Prof. Thomas Gärtner's Project List

Below is a list of a few topics that I am happy to supervise. Most of the topics can scale from an algorithms and applications or theory project all the way to a thesis. Smaller projects can focus on a few aspects while theses should be more extensive and answer a research question. I am happy to supervise other topics as well if you are able to describe the scientific merit and novelty of the machine learning algorithm/theory sufficiently well.

Once you have chosen a topic, it is very important to narrow down the rough topic to a tentative research question and approach of interest to us. The research question should not have been answered previously and should involve machine learning algorithms and/or theory. To answer the question, typically one has to implement an algorithm and apply it to some dataset.

Scalable Interactive Analysis

Question: How can constraints be incorporated into meaningful low-dimensional embeddings of large data sets?

Suggested Approach: Approximate knowledge-constrained PCA via the power method.

Related Works:

Context: Traditionally, embedding techniques focus on finding one fixed embedding, which depends on some technical parameters and emphasises a singular aspects of the data. In contrast, interactive data exploration aims at allowing the user to explore the structure of a dataset by observing a projection dynamically controlled by the user in an intuitive way. Ultimately it provides a way to search and find an embedding, emphasising aspects that the user desires to highlight. Current approaches often do not allow for real-time manipulation of large data sets.

Analysis of (Bacteriophage)Cocktails

This is an interdisciplinary project jointly with the Department of Genetics and Genome Biology at the University of Leicester and the School of Life Sciences at the University of Nottingham,

Question: How can we find the most effective (Bacteriophage)Cocktail?

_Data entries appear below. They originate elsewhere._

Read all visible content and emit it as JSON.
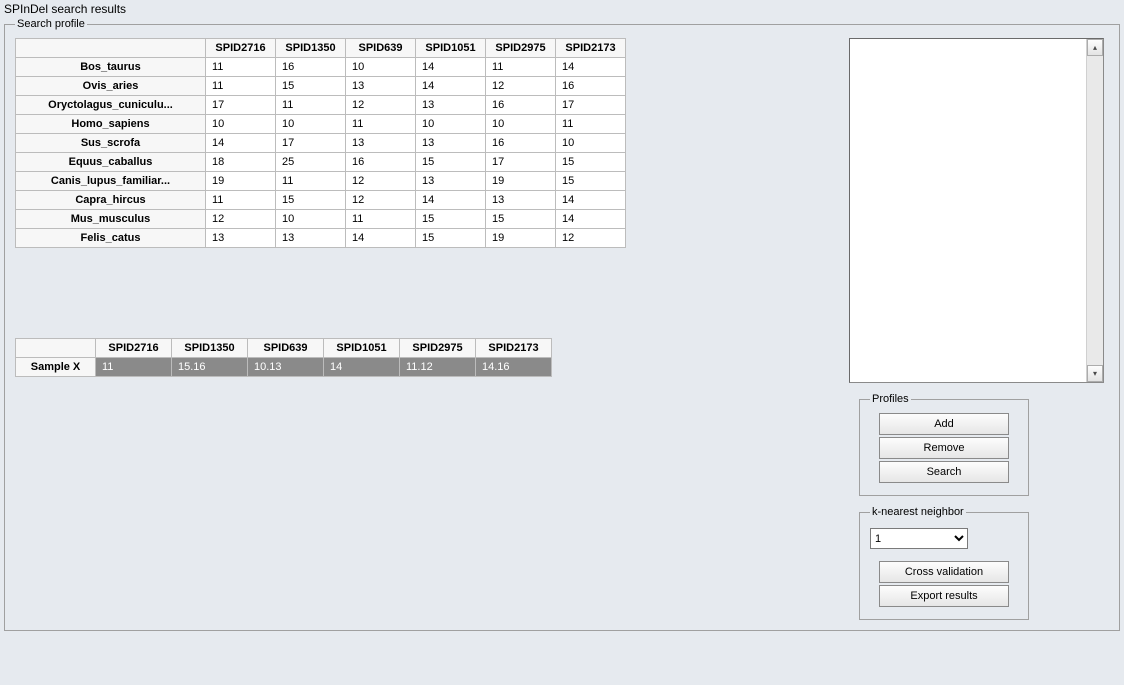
{
  "window_title": "SPInDel search results",
  "search_profile_legend": "Search profile",
  "columns": [
    "SPID2716",
    "SPID1350",
    "SPID639",
    "SPID1051",
    "SPID2975",
    "SPID2173"
  ],
  "rows": [
    {
      "name": "Bos_taurus",
      "values": [
        "11",
        "16",
        "10",
        "14",
        "11",
        "14"
      ]
    },
    {
      "name": "Ovis_aries",
      "values": [
        "11",
        "15",
        "13",
        "14",
        "12",
        "16"
      ]
    },
    {
      "name": "Oryctolagus_cuniculu...",
      "values": [
        "17",
        "11",
        "12",
        "13",
        "16",
        "17"
      ]
    },
    {
      "name": "Homo_sapiens",
      "values": [
        "10",
        "10",
        "11",
        "10",
        "10",
        "11"
      ]
    },
    {
      "name": "Sus_scrofa",
      "values": [
        "14",
        "17",
        "13",
        "13",
        "16",
        "10"
      ]
    },
    {
      "name": "Equus_caballus",
      "values": [
        "18",
        "25",
        "16",
        "15",
        "17",
        "15"
      ]
    },
    {
      "name": "Canis_lupus_familiar...",
      "values": [
        "19",
        "11",
        "12",
        "13",
        "19",
        "15"
      ]
    },
    {
      "name": "Capra_hircus",
      "values": [
        "11",
        "15",
        "12",
        "14",
        "13",
        "14"
      ]
    },
    {
      "name": "Mus_musculus",
      "values": [
        "12",
        "10",
        "11",
        "15",
        "15",
        "14"
      ]
    },
    {
      "name": "Felis_catus",
      "values": [
        "13",
        "13",
        "14",
        "15",
        "19",
        "12"
      ]
    }
  ],
  "sample": {
    "name": "Sample X",
    "values": [
      "11",
      "15.16",
      "10.13",
      "14",
      "11.12",
      "14.16"
    ]
  },
  "profiles_panel": {
    "legend": "Profiles",
    "add": "Add",
    "remove": "Remove",
    "search": "Search"
  },
  "knn_panel": {
    "legend": "k-nearest neighbor",
    "selected": "1",
    "options": [
      "1"
    ],
    "cross_validation": "Cross validation",
    "export_results": "Export results"
  },
  "scroll_up_glyph": "▴",
  "scroll_down_glyph": "▾"
}
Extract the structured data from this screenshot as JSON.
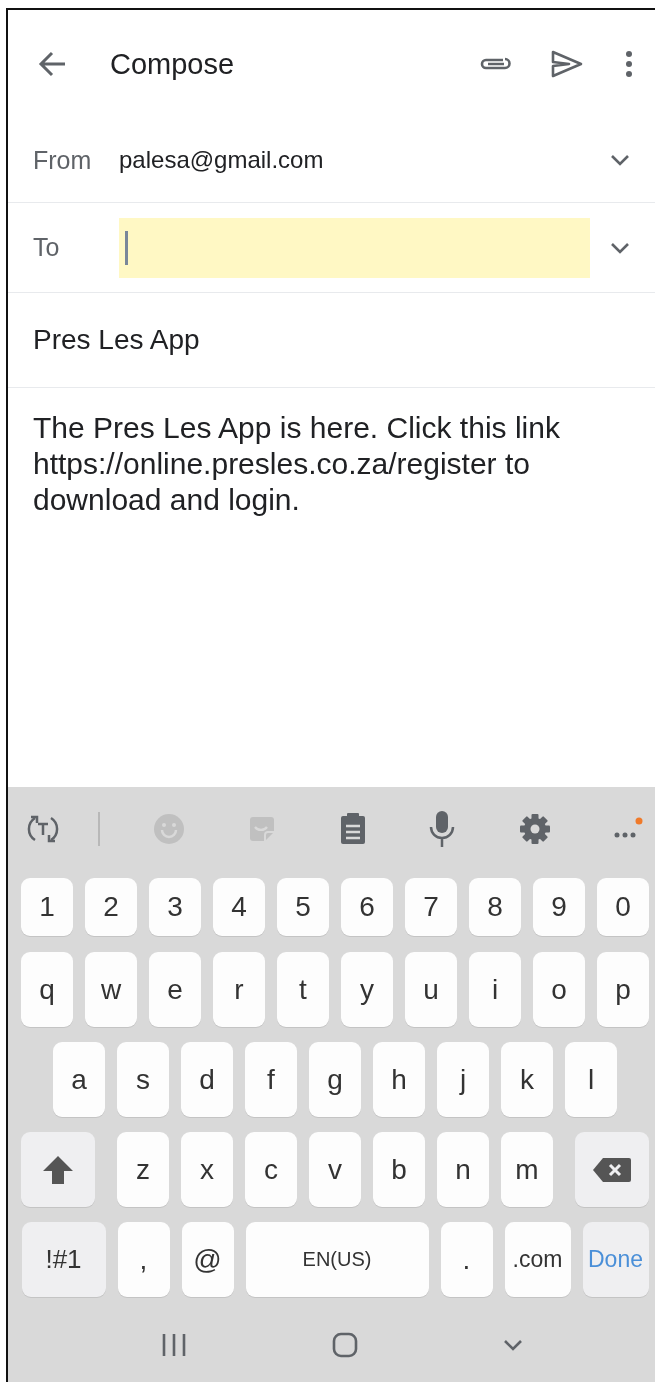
{
  "app_bar": {
    "title": "Compose"
  },
  "from": {
    "label": "From",
    "value": "palesa@gmail.com"
  },
  "to": {
    "label": "To",
    "focused": true
  },
  "subject": {
    "value": "Pres Les App"
  },
  "body": {
    "value": "The Pres Les App is here. Click this link https://online.presles.co.za/register to download and login."
  },
  "keyboard": {
    "toolbar": [
      {
        "kind": "translate",
        "disabled": false
      },
      {
        "kind": "emoji",
        "disabled": true
      },
      {
        "kind": "sticker",
        "disabled": true
      },
      {
        "kind": "clipboard",
        "disabled": false
      },
      {
        "kind": "voice",
        "disabled": false
      },
      {
        "kind": "settings",
        "disabled": false
      },
      {
        "kind": "more",
        "disabled": false,
        "notification": true
      }
    ],
    "rows": [
      {
        "keys": [
          {
            "kind": "digit",
            "label": "1"
          },
          {
            "kind": "digit",
            "label": "2"
          },
          {
            "kind": "digit",
            "label": "3"
          },
          {
            "kind": "digit",
            "label": "4"
          },
          {
            "kind": "digit",
            "label": "5"
          },
          {
            "kind": "digit",
            "label": "6"
          },
          {
            "kind": "digit",
            "label": "7"
          },
          {
            "kind": "digit",
            "label": "8"
          },
          {
            "kind": "digit",
            "label": "9"
          },
          {
            "kind": "digit",
            "label": "0"
          }
        ]
      },
      {
        "keys": [
          {
            "kind": "char",
            "label": "q"
          },
          {
            "kind": "char",
            "label": "w"
          },
          {
            "kind": "char",
            "label": "e"
          },
          {
            "kind": "char",
            "label": "r"
          },
          {
            "kind": "char",
            "label": "t"
          },
          {
            "kind": "char",
            "label": "y"
          },
          {
            "kind": "char",
            "label": "u"
          },
          {
            "kind": "char",
            "label": "i"
          },
          {
            "kind": "char",
            "label": "o"
          },
          {
            "kind": "char",
            "label": "p"
          }
        ]
      },
      {
        "keys": [
          {
            "kind": "char",
            "label": "a"
          },
          {
            "kind": "char",
            "label": "s"
          },
          {
            "kind": "char",
            "label": "d"
          },
          {
            "kind": "char",
            "label": "f"
          },
          {
            "kind": "char",
            "label": "g"
          },
          {
            "kind": "char",
            "label": "h"
          },
          {
            "kind": "char",
            "label": "j"
          },
          {
            "kind": "char",
            "label": "k"
          },
          {
            "kind": "char",
            "label": "l"
          }
        ]
      },
      {
        "keys": [
          {
            "kind": "shift"
          },
          {
            "kind": "char",
            "label": "z"
          },
          {
            "kind": "char",
            "label": "x"
          },
          {
            "kind": "char",
            "label": "c"
          },
          {
            "kind": "char",
            "label": "v"
          },
          {
            "kind": "char",
            "label": "b"
          },
          {
            "kind": "char",
            "label": "n"
          },
          {
            "kind": "char",
            "label": "m"
          },
          {
            "kind": "backspace"
          }
        ]
      },
      {
        "keys": [
          {
            "kind": "symbols",
            "label": "!#1"
          },
          {
            "kind": "char",
            "label": ","
          },
          {
            "kind": "char",
            "label": "@"
          },
          {
            "kind": "space",
            "label": "EN(US)"
          },
          {
            "kind": "char",
            "label": "."
          },
          {
            "kind": "dotcom",
            "label": ".com"
          },
          {
            "kind": "done",
            "label": "Done"
          }
        ]
      }
    ]
  }
}
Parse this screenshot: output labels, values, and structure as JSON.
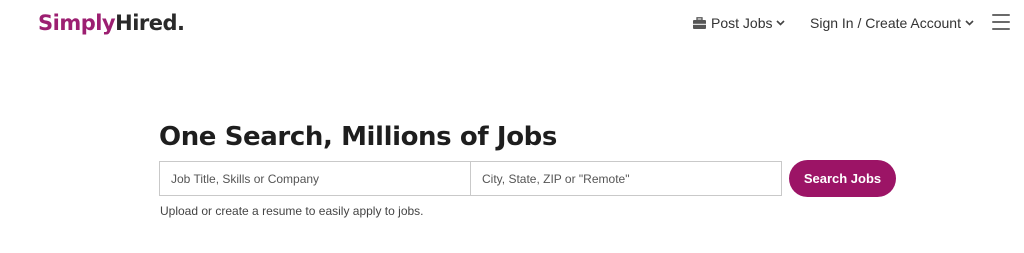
{
  "header": {
    "logo_part1": "Simply",
    "logo_part2": "Hired.",
    "post_jobs_label": "Post Jobs",
    "signin_label": "Sign In / Create Account"
  },
  "hero": {
    "headline": "One Search, Millions of Jobs"
  },
  "search": {
    "what_placeholder": "Job Title, Skills or Company",
    "what_value": "",
    "where_placeholder": "City, State, ZIP or \"Remote\"",
    "where_value": "",
    "button_label": "Search Jobs"
  },
  "helper": {
    "upload_link": "Upload",
    "or_text": " or ",
    "create_link": "create a resume",
    "suffix": " to easily apply to jobs."
  },
  "colors": {
    "brand": "#9c1466",
    "logo_dark": "#2a2a2a",
    "text": "#222222"
  },
  "icons": {
    "post_jobs": "briefcase-icon",
    "dropdown": "chevron-down-icon",
    "menu": "hamburger-menu-icon"
  }
}
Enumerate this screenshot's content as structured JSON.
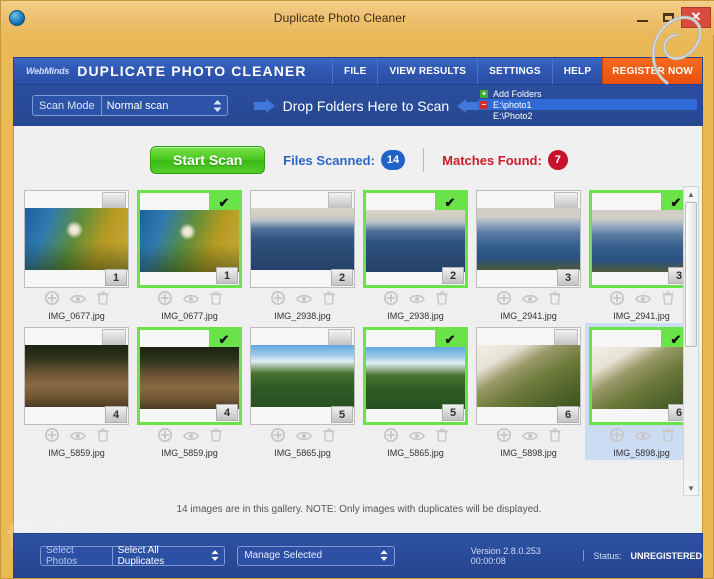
{
  "window": {
    "title": "Duplicate Photo Cleaner",
    "app_icon": "app-globe-icon",
    "minimize": "–",
    "maximize": "□",
    "close": "✕"
  },
  "header": {
    "brand_prefix": "WebMinds",
    "brand_title": "DUPLICATE PHOTO CLEANER",
    "nav": [
      {
        "label": "FILE",
        "style": "normal"
      },
      {
        "label": "VIEW RESULTS",
        "style": "normal"
      },
      {
        "label": "SETTINGS",
        "style": "normal"
      },
      {
        "label": "HELP",
        "style": "normal"
      },
      {
        "label": "REGISTER NOW",
        "style": "register"
      }
    ]
  },
  "scanbar": {
    "scan_mode_label": "Scan Mode",
    "scan_mode_value": "Normal scan",
    "drop_text": "Drop Folders Here to Scan",
    "folders": [
      {
        "badge": "+",
        "badge_kind": "add",
        "label": "Add Folders",
        "selected": false
      },
      {
        "badge": "−",
        "badge_kind": "rem",
        "label": "E:\\photo1",
        "selected": true
      },
      {
        "badge": "",
        "badge_kind": "none",
        "label": "E:\\Photo2",
        "selected": false
      }
    ]
  },
  "status": {
    "start_scan": "Start Scan",
    "files_scanned_label": "Files Scanned:",
    "files_scanned_value": "14",
    "matches_found_label": "Matches Found:",
    "matches_found_value": "7"
  },
  "gallery": {
    "note": "14 images are in this gallery. NOTE: Only images with duplicates will be displayed.",
    "icons": [
      "plus-circle-icon",
      "eye-icon",
      "trash-icon"
    ],
    "scroll_up": "▲",
    "scroll_down": "▼",
    "rows": [
      [
        {
          "name": "IMG_0677.jpg",
          "number": "1",
          "checked": false,
          "img": "dandelion",
          "row_selected": false
        },
        {
          "name": "IMG_0677.jpg",
          "number": "1",
          "checked": true,
          "img": "dandelion",
          "row_selected": false
        },
        {
          "name": "IMG_2938.jpg",
          "number": "2",
          "checked": false,
          "img": "bluemountains",
          "row_selected": false
        },
        {
          "name": "IMG_2938.jpg",
          "number": "2",
          "checked": true,
          "img": "bluemountains",
          "row_selected": false
        },
        {
          "name": "IMG_2941.jpg",
          "number": "3",
          "checked": false,
          "img": "bluemountains2",
          "row_selected": false
        },
        {
          "name": "IMG_2941.jpg",
          "number": "3",
          "checked": true,
          "img": "bluemountains2",
          "row_selected": false
        }
      ],
      [
        {
          "name": "IMG_5859.jpg",
          "number": "4",
          "checked": false,
          "img": "forest",
          "row_selected": false
        },
        {
          "name": "IMG_5859.jpg",
          "number": "4",
          "checked": true,
          "img": "forest",
          "row_selected": false
        },
        {
          "name": "IMG_5865.jpg",
          "number": "5",
          "checked": false,
          "img": "greenhill",
          "row_selected": false
        },
        {
          "name": "IMG_5865.jpg",
          "number": "5",
          "checked": true,
          "img": "greenhill",
          "row_selected": false
        },
        {
          "name": "IMG_5898.jpg",
          "number": "6",
          "checked": false,
          "img": "grasshill",
          "row_selected": false
        },
        {
          "name": "IMG_5898.jpg",
          "number": "6",
          "checked": true,
          "img": "grasshill",
          "row_selected": true
        }
      ]
    ]
  },
  "footer": {
    "select_photos_label": "Select Photos",
    "select_photos_value": "Select All Duplicates",
    "manage_selected_value": "Manage Selected",
    "version": "Version 2.8.0.253 00:00:08",
    "status_label": "Status:",
    "status_value": "UNREGISTERED"
  },
  "watermark": {
    "text": "filehorse",
    "suffix": ".com"
  },
  "colors": {
    "window_frame": "#e9b955",
    "nav_blue": "#2f57b2",
    "register_orange": "#f0560f",
    "start_green": "#4cc81e",
    "check_green": "#6ae24a",
    "files_blue": "#1f63c9",
    "matches_red": "#c9102a"
  }
}
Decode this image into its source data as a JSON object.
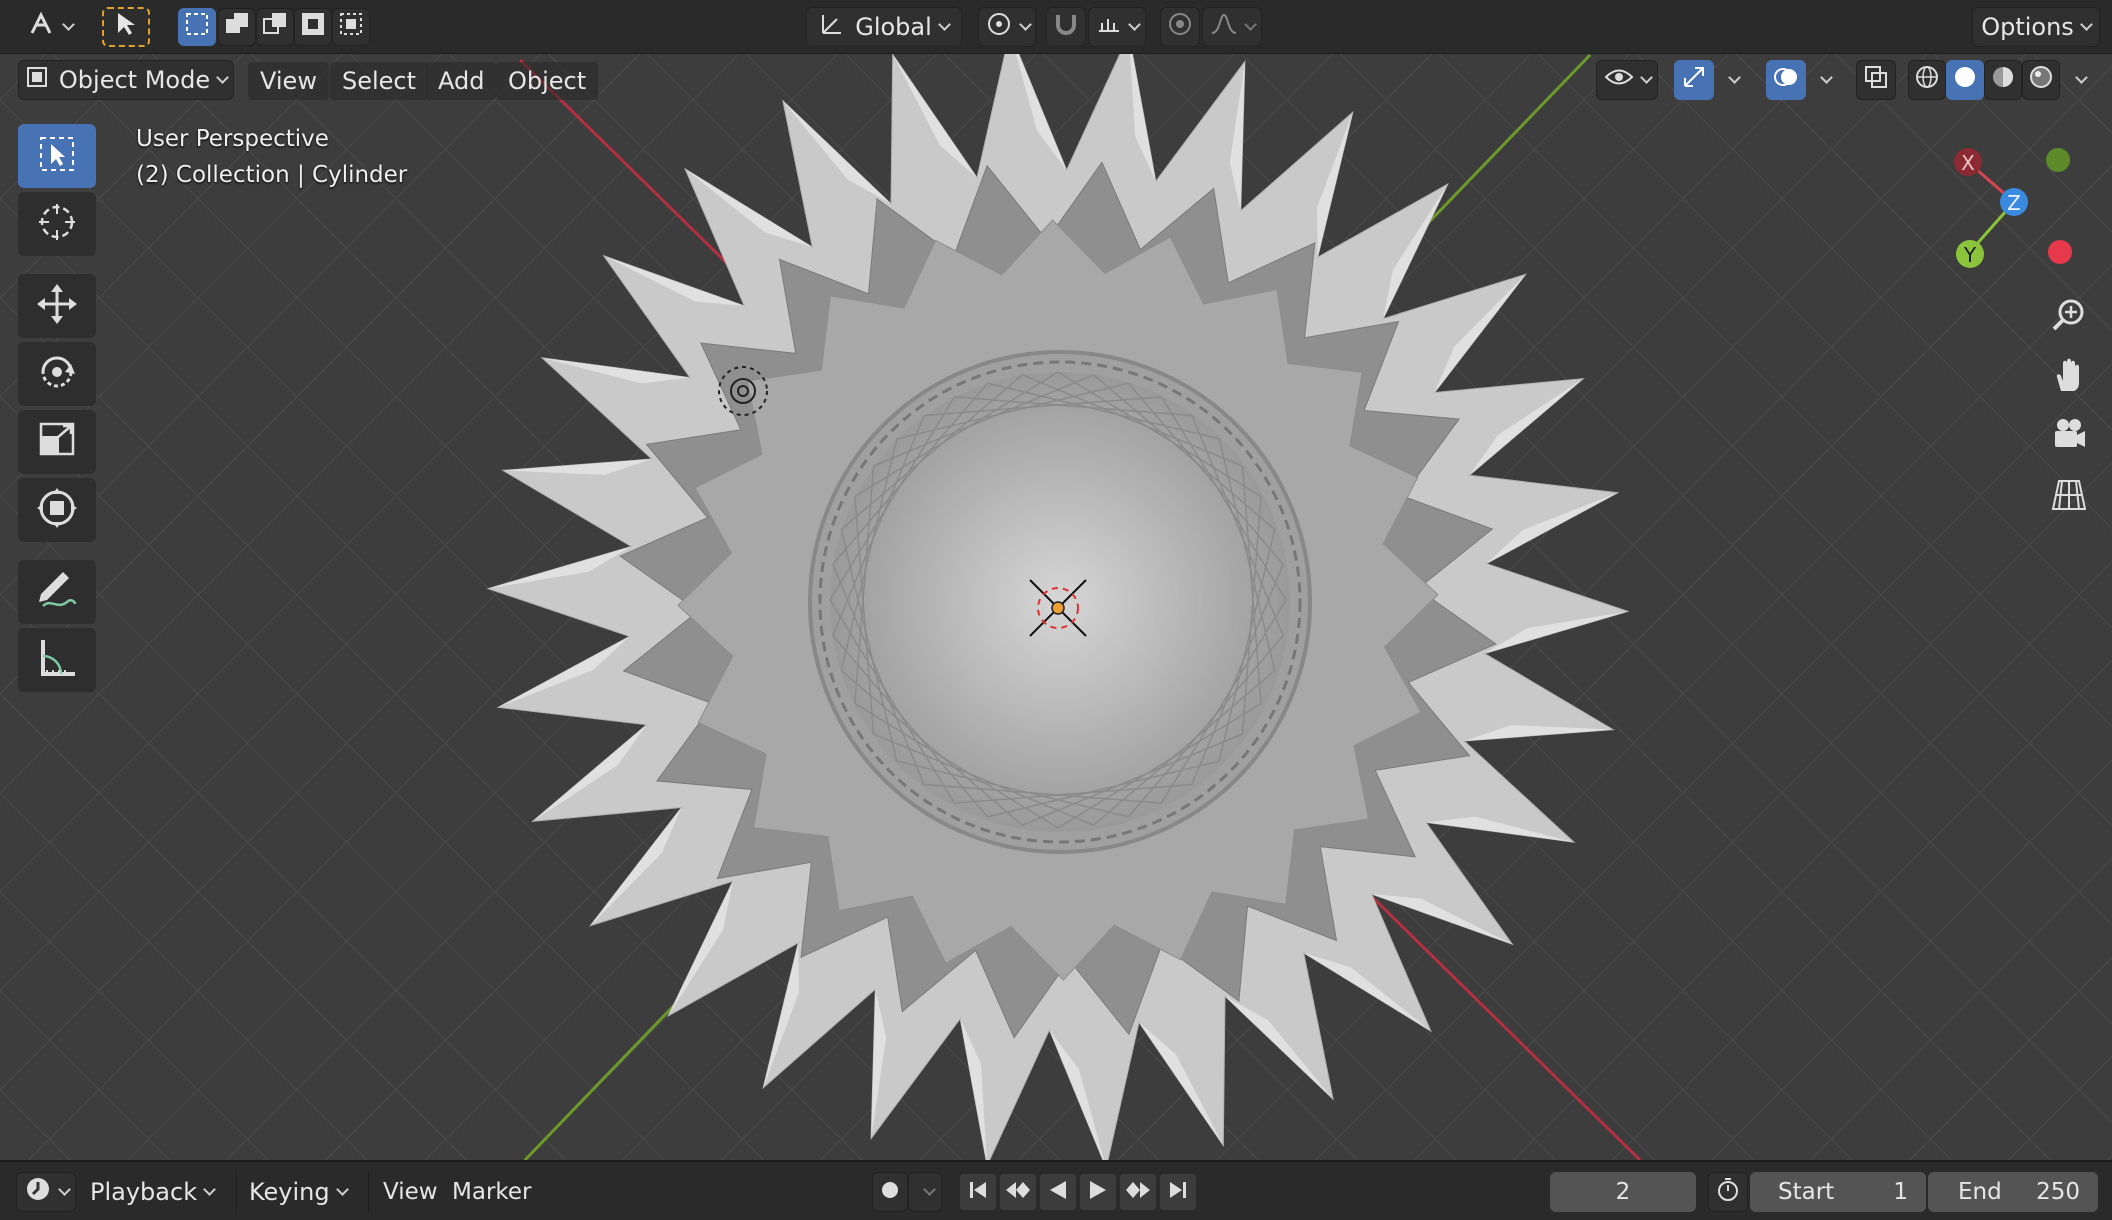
{
  "header": {
    "orientation": "Global",
    "options_label": "Options"
  },
  "menu": {
    "mode": "Object Mode",
    "view": "View",
    "select": "Select",
    "add": "Add",
    "object": "Object"
  },
  "overlay": {
    "perspective": "User Perspective",
    "collection": "(2) Collection | Cylinder"
  },
  "gizmo": {
    "x_label": "X",
    "y_label": "Y",
    "z_label": "Z",
    "x_color": "#d94452",
    "y_color": "#8bc43a",
    "z_color": "#3a8ae0"
  },
  "timeline": {
    "playback": "Playback",
    "keying": "Keying",
    "view": "View",
    "marker": "Marker",
    "current_frame": "2",
    "start_label": "Start",
    "start_value": "1",
    "end_label": "End",
    "end_value": "250"
  },
  "colors": {
    "accent": "#4772b3",
    "background": "#3d3d3d",
    "axis_x": "#b2303f",
    "axis_y": "#6b9a2a"
  }
}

Suggested Approach: Learning with structured data, structured output prediction, constructive machine learning.

Related Works:

Context: Antimicrobial resistance is a growing problem in many types of bacteria which cause disease (pathogens) in animals and humans. There is an urgent need to find alternatives to antibiotics which are more sustainable. Bacteriophages are viruses which infect and kill bacteria. They are quite specific, only affecting the targeted bacterial species while leaving other bacteria, which may be beneficial, unharmed. Unlike other viruses, phages do not infect the cells of animals or humans and can be found widely in the environment. We will use machine learning to predict which phage(cocktail)s will infect Salmonella under different conditions.

Robust Machine Learning

Question: How can we find robust hypotheses that attackers cannot easily manipulate?

Suggested Approach: Approximate Tukey center of hypotheses via iterated Radon points.

Related Works:

Context: The more (distributed) machine learning algorithms and/or the models learned by them are to be applied in critical applications where lives depend on predictions, the more trustworthy they need to be. For that, (distributed) learning algorithms need to be robust to manipulation of (training) data and communication channels. They also need to guarantee that their models have well-calibrated confidence. The Tukey center is a high-dimensional generalisation of the median and shares similar stability properties that will be exploited in this project.

Cross-target Learning

Question: How can we use data from related tasks for effective learning? (across multiple biological targets and/or across languages)

Suggested Approach: Embedding them in the same space.

Related Works:

Context: In many applications of machine learning one has to start making decisions without having access to lablelled training data specific to the task at hand. One approach in that case is to transfer knowledge from similar tasks. In this project we will explore approaches that jointly embed tasks and hypotheses in the same space to find a good starting hypothesis for a novel (``orphan’‘) task.

Extracting Emotional Status from Biosignals

This is an interdisciplinary project jointly with the Institute for Computer Technology (ICT) at TU Wien.

Question: How well can we predict emotions from raw biosignals?

Suggested Approach: Kernel methods in Kreı̆n Space.

Related Works:

Context: You will be given a set of raw biosignals (PPG, EDA, temperature, and acceleration) collected by a smartwatch as well as certain features (heart rate, respiratory rate, …) that can be extracted from these signals. These data were collected while subjects were exposed to emotional stimuli. They then labeled these data with the emotions they felt and its respective strength. The objective is to develop a suitable ML algorithm that can accurately and reliably tag the biosignals (using the raw data and/or extracted features) with those emotions or a subset of those emotions.